The real problem is that Convent lacked the political clout to bring the plant (and scores of high-paying jobs) into the community. They were trumped by Greenpeace and other media-savvy environmental zealots flocking to Convent and claiming to speak for the people there.
In a remarkable follow-up piece in The Wall Street Journal, Scripps Howard writer Henry Payne explains the bitterness felt by residents, not only against Greenpeace elitists but know-it-alls such as the Revs. Jesse Jackson and Joseph Lowry who also spoke out against the plant.
``They blatantly ignored the opinions of all the local elected African-American officials,'' complained one prominent resident to Payne. These weren't just a group of dumb local yokels, either, as Greenpeace propagandists would have you believe.
Local officials and residents visited a chemical plant owned by the same Japanese firm in Freeport, Texas, a prosperous, mostly-white community near Houston. That was when they decided it was safe and sensible to bring some of that prosperity to Convent.

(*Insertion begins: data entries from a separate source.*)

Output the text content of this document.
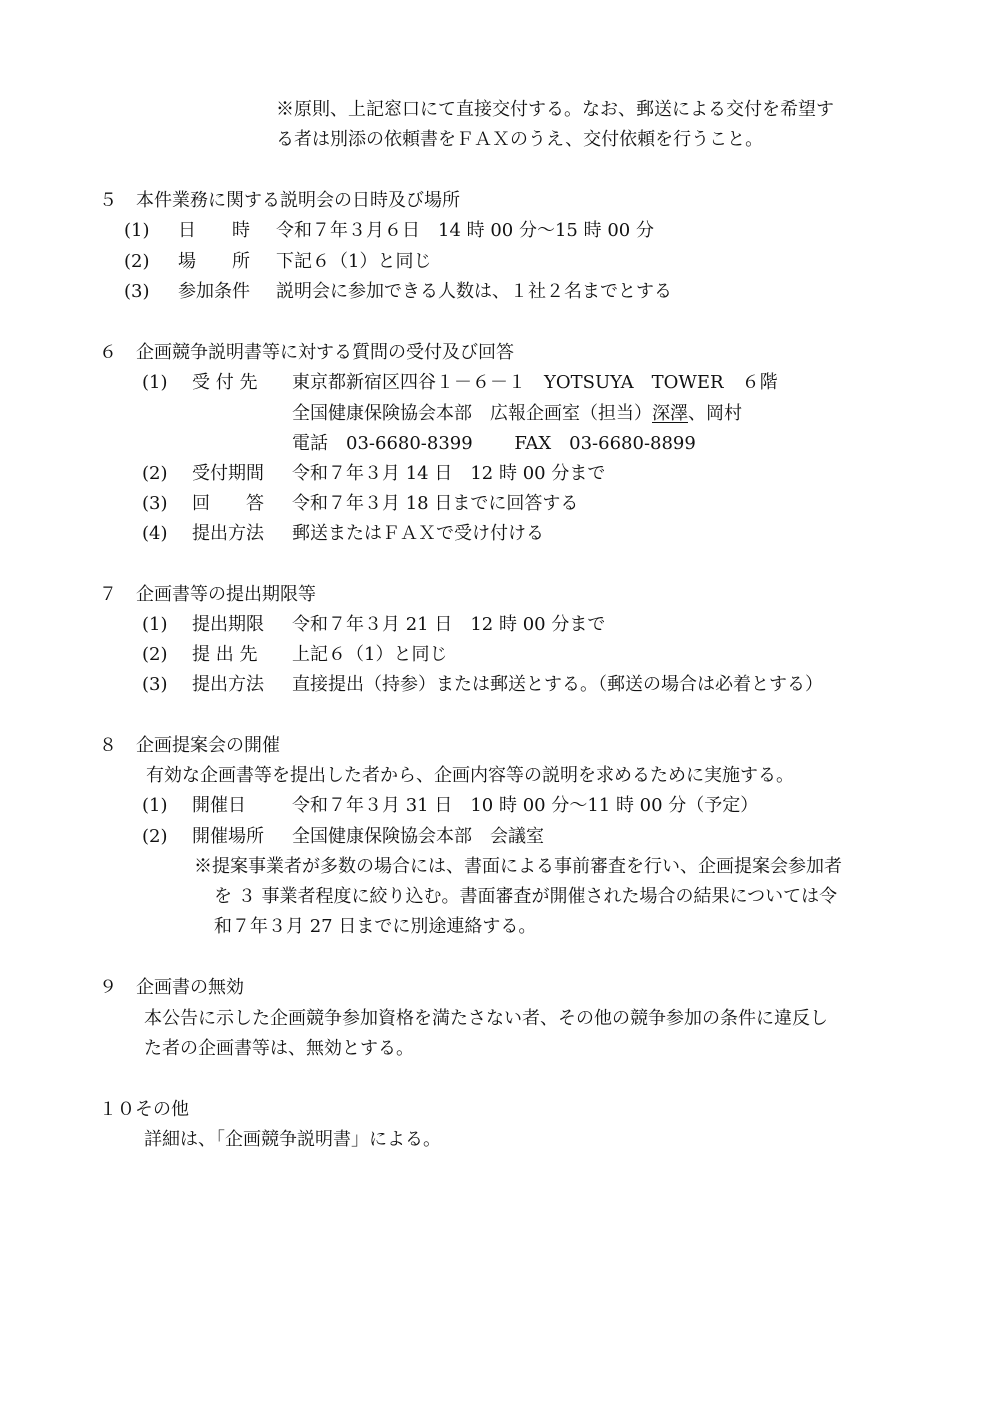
※原則、上記窓口にて直接交付する。なお、郵送による交付を希望す
る者は別添の依頼書をＦＡＸのうえ、交付依頼を行うこと。
５ 本件業務に関する説明会の日時及び場所
(1) 日　　時 令和７年３月６日　14 時 00 分～15 時 00 分
(2) 場　　所 下記６（1）と同じ
(3) 参加条件 説明会に参加できる人数は、１社２名までとする
６ 企画競争説明書等に対する質問の受付及び回答
(1) 受 付 先 東京都新宿区四谷１－６－１　YOTSUYA　TOWER　６階
全国健康保険協会本部　広報企画室（担当）深澤、岡村
電話　03-6680-8399　　 FAX　03-6680-8899
(2) 受付期間 令和７年３月 14 日　12 時 00 分まで
(3) 回　　答 令和７年３月 18 日までに回答する
(4) 提出方法 郵送またはＦＡＸで受け付ける
７ 企画書等の提出期限等
(1) 提出期限 令和７年３月 21 日　12 時 00 分まで
(2) 提 出 先 上記６（1）と同じ
(3) 提出方法 直接提出（持参）または郵送とする。（郵送の場合は必着とする）
８ 企画提案会の開催
有効な企画書等を提出した者から、企画内容等の説明を求めるために実施する。
(1) 開催日	令和７年３月 31 日　10 時 00 分～11 時 00 分（予定）
(2) 開催場所 全国健康保険協会本部　会議室
※提案事業者が多数の場合には、書面による事前審査を行い、企画提案会参加者
を ３ 事業者程度に絞り込む。書面審査が開催された場合の結果については令
和７年３月 27 日までに別途連絡する。
９ 企画書の無効
本公告に示した企画競争参加資格を満たさない者、その他の競争参加の条件に違反し
た者の企画書等は、無効とする。
１０その他
詳細は、「企画競争説明書」による。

Louisiana's Department of Environmental Quality -- charged with enforcing EPA regulations -- issued air quality permits in May, after ensuring the company's plan met all federal and state standards.
That's when, say Convent residents, ``groups such as Greenpeace descended on (us) like a plague of locusts.'' Complained one letter to the editor, ``We find the exploitive use of the color of our skin and our socio-economic condition sickening and insulting.''
Fortunately for Convent, Browner didn't write finis to the plant's construction. She only held it up until more studies are held. So Convent still has a fighting chance to develop its economy -- but residents also know with Washington's environmental, regulatory and civil rights zealots allied against them, they're in an awful uphill struggle.
It is stories like this which make the case that despite all the talk about decentralizing power out of Washington to states and localities, there is still much work to be done.